Hayat, vücut bütünlüğü, sağlık, özgürlük, isim, resim, şeref, haysiyet, ticari itibar gibi değerler, kişilik değerlerini oluşturur. Bu değerlere saldırı, objektif eksilmeyi ifade eder. Manevi zararın tazmin edilebilmesi için objektif unsur yanında bir de sübjektif unsurun gerçekleşmesi gerekir. Sübjektif unsur ise, zarar görenin söz konusu ihlal sonucu kişiliğinde, manevi varlığında objektif olarak meydana gelen bu eksilmeyi yaşaması, duyması, onu hissetmesi, bunun sonunda da acı, elem, ızdırap duymasıdır. Sübjektif unsur yoksa manevi zarar da yoktur.

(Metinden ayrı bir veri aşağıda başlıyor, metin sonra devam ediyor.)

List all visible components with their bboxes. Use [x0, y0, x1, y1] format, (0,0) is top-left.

Somut olayda; her ne kadar mahkemece, nişanı bozan davacının kendini haklı göstermek için davalı Yasemin"in başka birisi ile görüştüğü hususunu ortaya atması nedeniyle davalı Yasemin"in kişilik haklarının ihlal edildiği gerekçesi ile manevi tazminat isteminin kısmen kabulüne karar verilmiş ise de, yukarıda anılan yasal düzenlemeler, olayın özellikleri ve dosyadaki davalı tanıklarının beyanlarının davalı karşı davacı Yasemin"in kişilik haklarına saldırıya uğrama durumunu kabule elverişli olmaması karşısında, davalı-karşı davacı Yasemin"in manevi tazminat isteminin tümden reddine karar verilmesi gerekirken, yanılgılı değerlendirme ile yazılı şekilde manevi tazminat isteminin kısmen kabülüne karar verilmesi doğru görülmemiş, bozmayı gerektirmiştir.
Bu itibarla yukarıda açıklanan esaslar gözönünde tutulmaksızın yazılı şekilde hüküm tesisi isabetsiz, temyiz itirazları bu nedenlerle yerinde olduğundan kabulü ile hükmün HUMK. nun 428. maddesi gereğince BOZULMASINA ve peşin alınan temyiz harcının istek halinde temyiz eden tarafa iadesine, 29.01.2014 gününde oybirliğiyle karar verildi.